What about the stories of companies being scammed via wire transfer?



This isn't a scam, it's robbery/theft, which is an important distinction. If you're robbed at an ATM the bank will make you whole. If someone lies to you and asks for money, you go to an ATM and give it to them, the bank isn't going to do anything about it.


You would consider this robbery/theft? Had an in person sale with money sent over cashapp and they charged me 250 dollars more, as the item received was half of what I expected. This was automotive fluids, not drugs lol. I had stupidly sent the money before I checked. Cashap didn’t do anything and figured I messed up so why go to bank.

Hits me a little different now…


Wire transfers can be reversed in some cases but it's not as simple as filing a chargeback; AFAIK it requires cooperation between law enforcement and the recipient bank.


Definitely have been cases where they have not been able to reverse transfers of this type, even for huge sums, where they know exactly where the money went ie. the bank and the specific accounts:

https://en.wikipedia.org/wiki/Bangladesh_Bank_robbery


Right, not having worked with it my knowledge of SWIFT is at a superficial level. So I actually followed Bangladesh heist because it's a fascinating at multiple levels.

The net loss was in fact minuscule (in % terms) compared to the attempted amount. Summarising from the article you linked.

> ....illegally transfer close to US$1 billion

> ..The Federal Reserve Bank of New York blocked..US$850 million

> ..with US$20 million traced to Sri Lanka...recovered

> ..traced..US$81 million to the Philippines...out of which US$18 million has been recovered.

So the actual loss is ~US$60 million. I would say the system has worked as intended, for sure there's a scope for improvement which I'm sure are being worked upon. Also I imagine the 4 individuals, the final recipients of the money are being pursued.

If I do a thought exercise with bitcoin; what are the potential options to prevent such a heist? I would imagine within an hour or so $1B would get distributed to to thousands of wallets.
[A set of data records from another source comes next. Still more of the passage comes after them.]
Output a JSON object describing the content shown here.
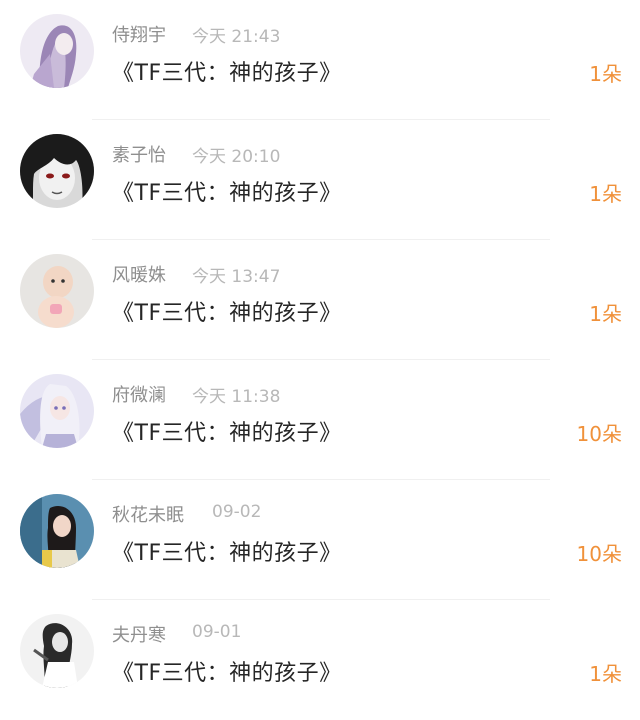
{
  "colors": {
    "name": "#8f8f8f",
    "time": "#b8b8b8",
    "title": "#262626",
    "count_accent": "#f0913a",
    "divider": "#f0f0f0"
  },
  "items": [
    {
      "name": "侍翔宇",
      "time": "今天 21:43",
      "title": "《TF三代：神的孩子》",
      "count": "1朵",
      "avatar": "purple-hair-girl-avatar"
    },
    {
      "name": "素子怡",
      "time": "今天 20:10",
      "title": "《TF三代：神的孩子》",
      "count": "1朵",
      "avatar": "anime-boy-avatar"
    },
    {
      "name": "风暖姝",
      "time": "今天 13:47",
      "title": "《TF三代：神的孩子》",
      "count": "1朵",
      "avatar": "baby-avatar"
    },
    {
      "name": "府微澜",
      "time": "今天 11:38",
      "title": "《TF三代：神的孩子》",
      "count": "10朵",
      "avatar": "anime-girl-umbrella-avatar"
    },
    {
      "name": "秋花未眠",
      "time": "09-02",
      "title": "《TF三代：神的孩子》",
      "count": "10朵",
      "avatar": "girl-photo-avatar"
    },
    {
      "name": "夫丹寒",
      "time": "09-01",
      "title": "《TF三代：神的孩子》",
      "count": "1朵",
      "avatar": "bw-girl-avatar"
    }
  ]
}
Sure, you could trace all of that, but then what? Would you instruct the Blockchain network to not authorise any spends originating from those addresses? Kind of maintain a black list?


There have been several proposals that would delay large crypto transactions by 24 hours or require them to be approved by multiple people. In no case are transactions reversed, but the idea is to introduce enough friction that hacking/fraud won't be effective.


The only time average people wire money is when they close on a mortgage.


And for someone that has never done it before, it's absolutely terrifying – probably the most money you've ever spent in your life in a single transaction, with zero visibility into whether the transaction has worked, and fraud warnings in big red letters to let you know that if you're going to get robbed or scammed, it's probably right here that it will happen.

And be prepared to wait 24 - 72 hours for final confirmation!